[Vanished Arizona by Martha Summerhayes]@TWC D-Link book
Vanished Arizona

CHAPTER IX
3/10

Each wagon had its six mules; each ambulance had also its quota of six.
At the foot of one of these steep places, the wagons would halt, the teamsters would inspect the road, and calculate the possibilities of reaching the top; then, furiously cracking their whips, and pouring forth volley upon volley of oaths, they would start the team.

Each mule got its share of dreadful curses.

I had never heard or conceived of any oaths like those.

They made my blood fairly curdle, and I am not speaking figuratively.
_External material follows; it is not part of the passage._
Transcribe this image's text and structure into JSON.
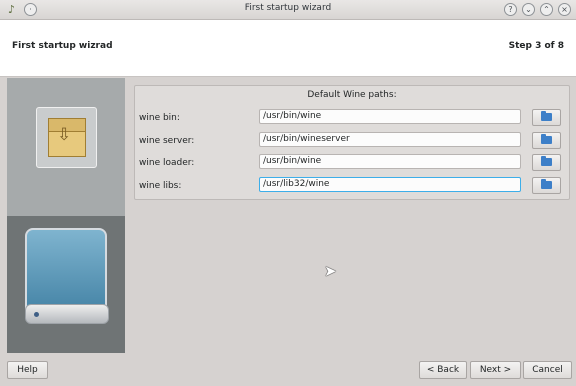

The shivers ran up and down my back, and I half expected to see those teamsters struck down by the hand of the Almighty.
For although the anathemas hurled at my innocent head, during the impressionable years of girlhood, by the pale and determined Congregational ministers with gold-bowed spectacles, who held forth in the meeting-house of my maternal ancestry (all honor to their sincerity), had taken little hold upon my mind, still, the vital drop of the Puritan was in my blood, and the fear of a personal God and His wrath still existed, away back in the hidden recesses of my heart.
This swearing and lashing went on until the heavily-loaded prairie-schooner, swaying, swinging, and swerving to the edge of the cut, and back again to the perpendicular wall of the mountain, would finally reach the top, and pass on around the bend; then another would do the same.